Because LayerZero is an open protocol, dApps building on it can choose their combination of oracles and relayers or run their own relayer, taking security into their own hands. This means Stargate can set its own assertions for the messages that get delivered by LayerZero and the ones that don’t. Zarick explained this point, referencing the main cause of the various bridge hacks that have occurred in the past: 

“One of the major problems with bridge hacks is that it’s almost never the consensus mechanism but the smart contracts that get exploited. So someone exploits the endpoint smart contracts and then sends a message to another chain and steals the money. But who delivers the final blow? It’s actually that middle chain—it delivers the death blow because it doesn’t look at the message.”

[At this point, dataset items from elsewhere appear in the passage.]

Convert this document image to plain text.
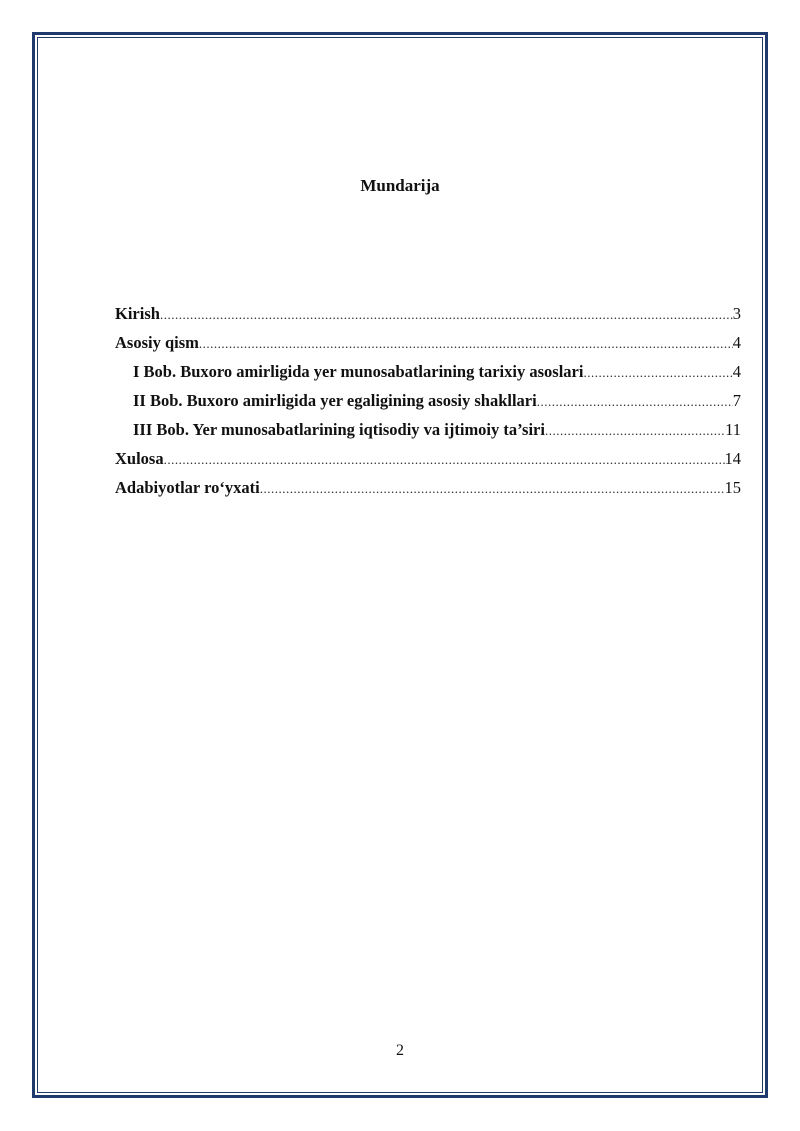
Mundarija
Kirish .....	3
Asosiy qism .....	4
I Bob. Buxoro amirligida yer munosabatlarining tarixiy asoslari .....	4
II Bob. Buxoro amirligida yer egaligining asosiy shakllari .....	7
III Bob. Yer munosabatlarining iqtisodiy va ijtimoiy ta’siri .....	11
Xulosa .....	14
Adabiyotlar ro‘yxati .....	15
2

To patch this security issue, LayerZero Labs came up with the concept of pre-crime. In Stargate’s case, it asserts that the books between the different interacting liquidity pools on different chains must be balanced. In other words, when someone puts $50 on one chain and tries to take out more than $50 on another chain by exploiting the smart contract, LayerZero simply won’t deliver the message. This makes it much harder to exploit the protocol.

Final Thoughts

LayerZero and Stargate have solved several critical problems that could revolutionize blockchain bridging and propel the multi-chain world into a new era of interoperability. Until recently, cross-chain liquidity was generally suboptimal from both a security and a user-experience perspective. Stargate makes it fast, secure, and efficient.

Stargate’s ultimate goal, Zarick told Crypto Briefing, is for users to be able to interact with the protocol without even realizing they’re using it. He said that he wants to see Stargate integrate into the back end of many decentralized applications, including cross-chain wallets, decentralized exchanges, yield aggregators, blockchain games, and NFT projects. In short, the aim is to make seamless any-to-any blockchain and any-to-any asset swaps a reality. Stargate has already executed on building the protocol; whether it will see traction with developers and users remains to be seen.

Disclosure: At the time of writing, the author of this piece owned ETH, STG, and several other cryptocurrencies.